Here’s the thing…my Dad didn’t actually create this recipe, but I couldn’t title this post anything else because we’ve (my brother and I) referred to these chocolate chip cookies as ‘Dad’s’ for just about as long as I can remember. This is actually the true original nestle chocolate chip recipe. Not the one from the 60’s you’ll easily find if you search on Google, but the one from the 40’s when chocolate chips were packaged in silver bags. I only know these fun facts, because my grandma had (and probably still has) said bag. Without the chocolate chips 🙂 Somewhere along the way Nestle decided to replace the crisco with butter. Likely because butter is a more natural ingredient, but the crisco is honestly what makes the cookies so delicious. I do tend to focus on a healthy balance around here though so imagine my excitement when Dad made another modification to the recipe a couple weeks ago and replaced the crisco with coconut oil. The taste is a bit different, but the consensus has been this upgrade is brilliant. And the cookies are so soft!!

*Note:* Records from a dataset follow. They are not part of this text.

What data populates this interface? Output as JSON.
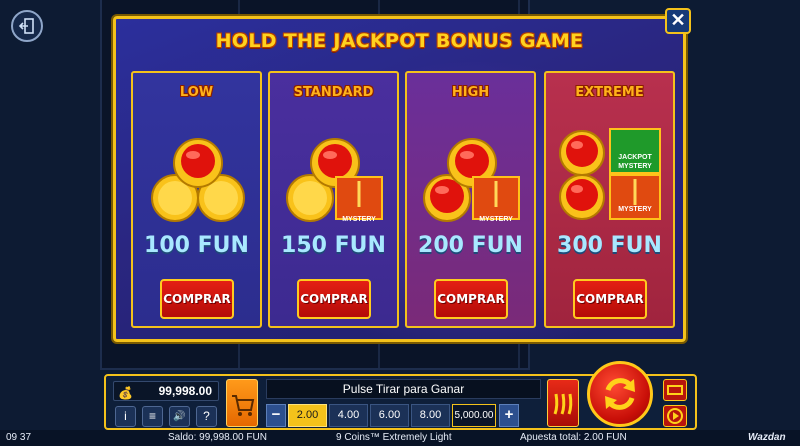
{
  "modal": {
    "title": "HOLD THE JACKPOT BONUS GAME",
    "close_label": "✕",
    "cards": [
      {
        "label": "LOW",
        "price": "100 FUN",
        "button": "COMPRAR"
      },
      {
        "label": "STANDARD",
        "price": "150 FUN",
        "button": "COMPRAR",
        "tile": "MYSTERY"
      },
      {
        "label": "HIGH",
        "price": "200 FUN",
        "button": "COMPRAR",
        "tile": "MYSTERY"
      },
      {
        "label": "EXTREME",
        "price": "300 FUN",
        "button": "COMPRAR",
        "tile_top": "JACKPOT MYSTERY",
        "tile_bottom": "MYSTERY"
      }
    ]
  },
  "controls": {
    "balance_value": "99,998.00",
    "message": "Pulse Tirar para Ganar",
    "bet_minus": "−",
    "bet_plus": "+",
    "bets": [
      "2.00",
      "4.00",
      "6.00",
      "8.00",
      "5,000.00"
    ],
    "selected_bet": "2.00",
    "info_label": "i",
    "menu_label": "≡",
    "sound_label": "🔊",
    "help_label": "?"
  },
  "status": {
    "time": "09 37",
    "saldo": "Saldo: 99,998.00 FUN",
    "game_name": "9 Coins™ Extremely Light",
    "apuesta": "Apuesta total: 2.00 FUN",
    "brand": "Wazdan"
  },
  "colors": {
    "accent_gold": "#f4c21b",
    "button_red": "#e41e14",
    "price_blue": "#a9e8ff",
    "modal_blue": "#2b2f9c"
  }
}
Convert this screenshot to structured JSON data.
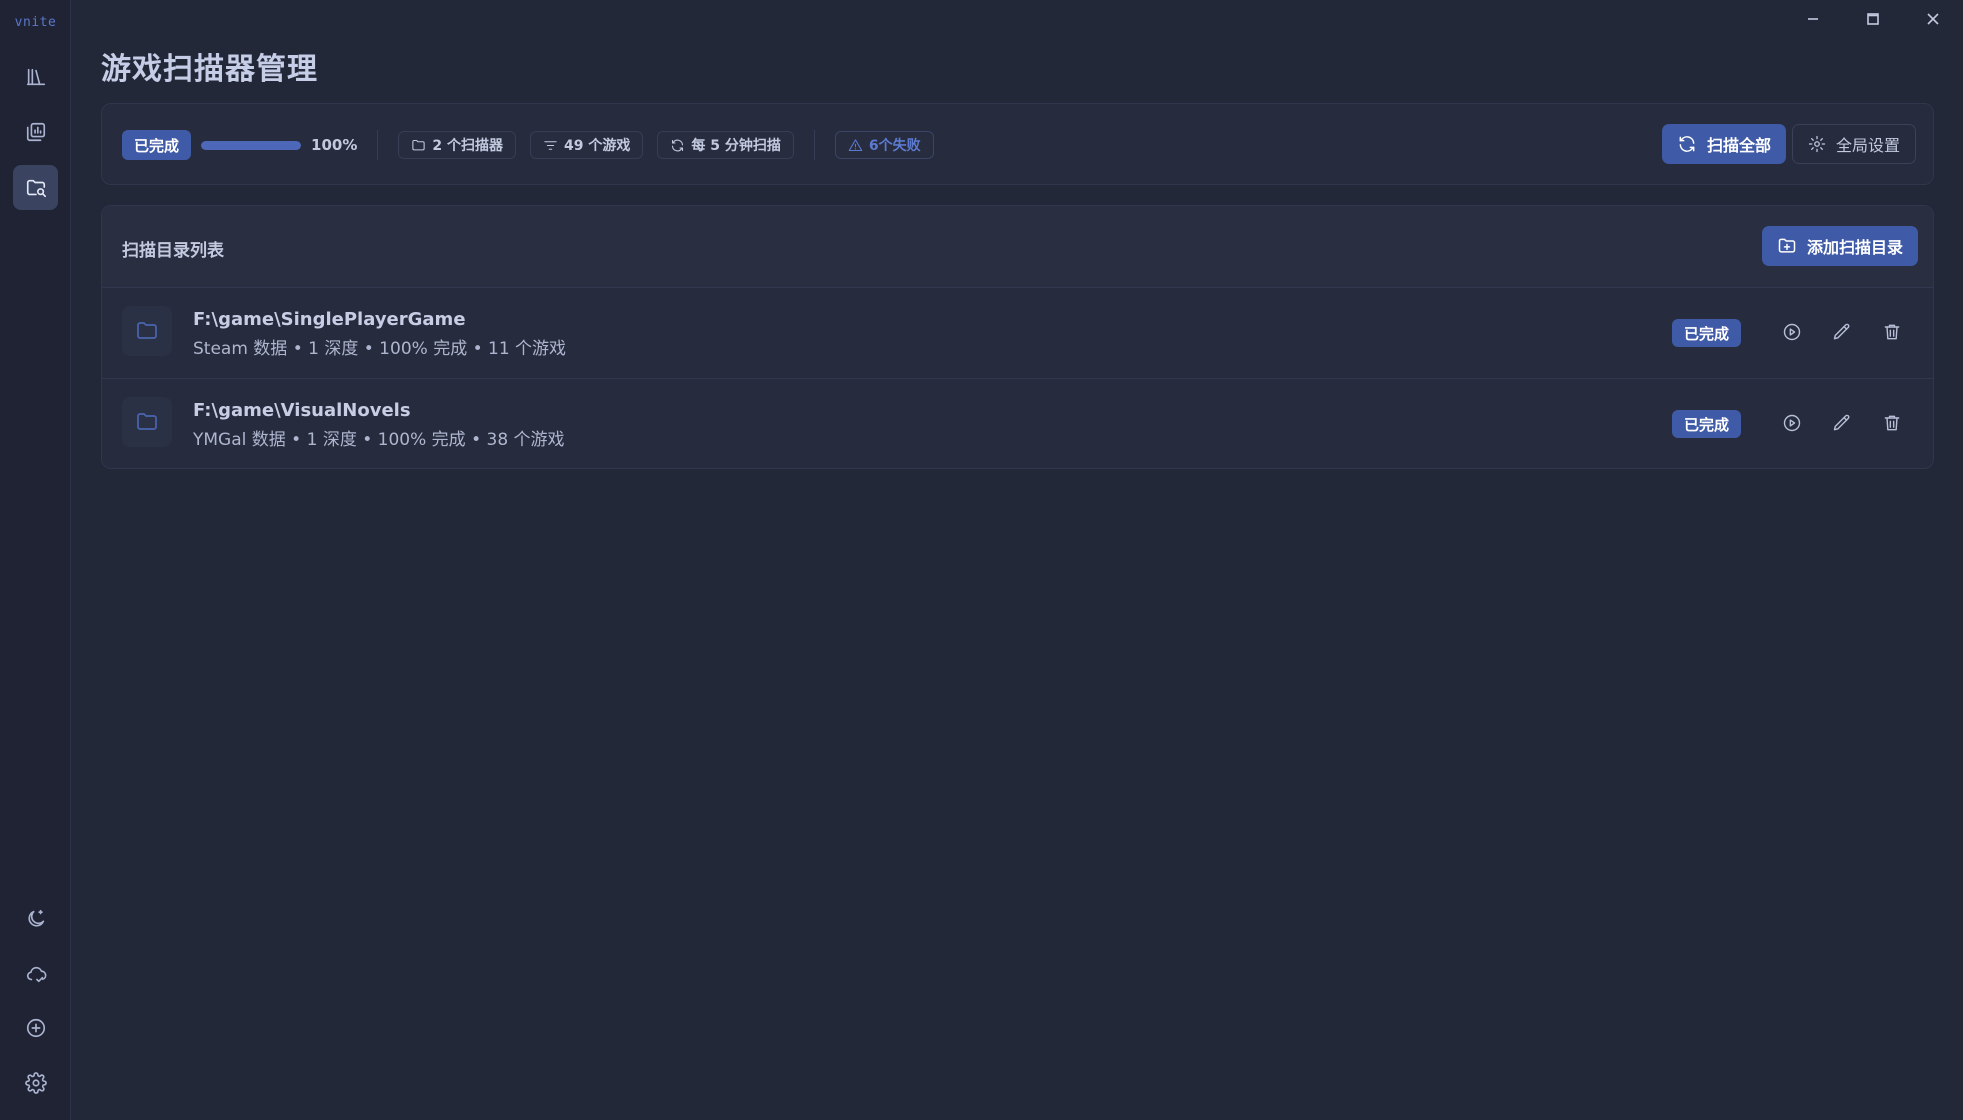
{
  "app": {
    "brand": "vnite"
  },
  "page": {
    "title": "游戏扫描器管理"
  },
  "status": {
    "state_badge": "已完成",
    "progress": 1.0,
    "progress_label": "100%",
    "scanners_chip": "2 个扫描器",
    "games_chip": "49 个游戏",
    "interval_chip": "每 5 分钟扫描",
    "failures_chip": "6个失败",
    "scan_all_label": "扫描全部",
    "global_settings_label": "全局设置"
  },
  "list": {
    "title": "扫描目录列表",
    "add_label": "添加扫描目录",
    "rows": [
      {
        "path": "F:\\game\\SinglePlayerGame",
        "meta": "Steam 数据 • 1 深度 • 100% 完成 • 11 个游戏",
        "badge": "已完成"
      },
      {
        "path": "F:\\game\\VisualNovels",
        "meta": "YMGal 数据 • 1 深度 • 100% 完成 • 38 个游戏",
        "badge": "已完成"
      }
    ]
  },
  "colors": {
    "accent": "#3f5aa6",
    "background": "#232839",
    "sidebar": "#1f2334",
    "failure": "#5c7ad0"
  },
  "icons": {
    "sidebar_top": [
      "library-icon",
      "stats-icon",
      "scanner-icon"
    ],
    "sidebar_bottom": [
      "moon-icon",
      "cloud-icon",
      "add-circle-icon",
      "gear-icon"
    ]
  }
}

Chocolate chip cookies are one of my favorite weeknight desserts, because mixing them up after dinner on a Wednesday is totally realistic. One batch makes 18-20 cookies which feels like a perfect amount and takes an honest 30 minutes start to finish.
The batter is a mixture of…
- Coconut oil (or Crisco if following the original recipe)
- Sugar – I like to use organic cane sugar
- Light Brown Sugar
- Eggs – only one for a single batch, but just writing ‘egg’ felt odd
- Vanilla – Pure Bourbon Vanilla from Trader Joes is my favorite!
- Baking Soda – so they rise!
- Flour – I always have unbleached on hand; whole wheat could also be used
- Chocolate chips – milk chocolate or dark chocolate
Let me just confirm for you now, you’ll think the recipe calls for too much flour as you’re adding it. It seems like a lot, but it works! It also mixes even better when using the coconut oil (these photos were using crisco). The second thing I’ll confirm for you is if you check on the cookies after just a couple minutes in the oven (by turning the oven light on) you’ll likely get a little concerned with how ‘wet’ they look and worry you used too much coconut oil, if going that route. Either that or you’ll think more logically than me of course. haha
Try to resist eating the cookie dough; these only take about 7 or 8 minutes to bake in the oven! You’ll bake them until they just start to brown and look almost done; you don’t want to over bake them! Of course, is there anything you do want to over bake? 🙂
And before you know it, you have fresh from the oven, warm chocolate chip cookies to end your Wednesday and get you through the last couple days of the work week! There’s something about a dim kitchen in the evening with fresh baked goods that just gets me. It feels so cozy and homey so I especially try to bake a couple times on the weeks we have Hailey. I hope it’s a memory and feeling she takes with her just as I’ve carried it with me from my childhood. That over the oven light on and something sweet to grab as you pass through on your way to watch TV in the living room…
Enjoy and happy baking!!
Chocolate Chip Cookies
The best sweet treat to bake on a weeknight
- 1/2 cup coconut oil or crisco
- 1/4 cup sugar
- 1/2 cup light brown sugar
- 1 egg
- 1/2 tsp vanilla
- 1/2 tsp baking soda
- 1/2 tsp salt
- 1 cup & 2 Tbsp flour
- 6 oz chocolate chips more or less based on preference
In a large mizing bowl, use a spatula to stir coconut oil (or crisco) and sugar together. Add brown sugar and stir until well combined.
Push the oil/crisco and sugar mixture to the side of the bowl and beat egg, vanilla, baking soda and salt on the other side of the bowl.
Mix all ingredients from the first two steps until well blended.
Gradually add flour into the mixture and stir until fully mixed. Fold in chocolate chips.
Spoon dough onto a parchment paper covered cookie sheet; I usually add 12 cookies to one baking sheet. Bake for 7 to 9 minutes until cookies start to brown, being careful not to over bake 🙂
Remove from oven and transfer cookies to a cooling rack to cool completely before storing in an airtight container.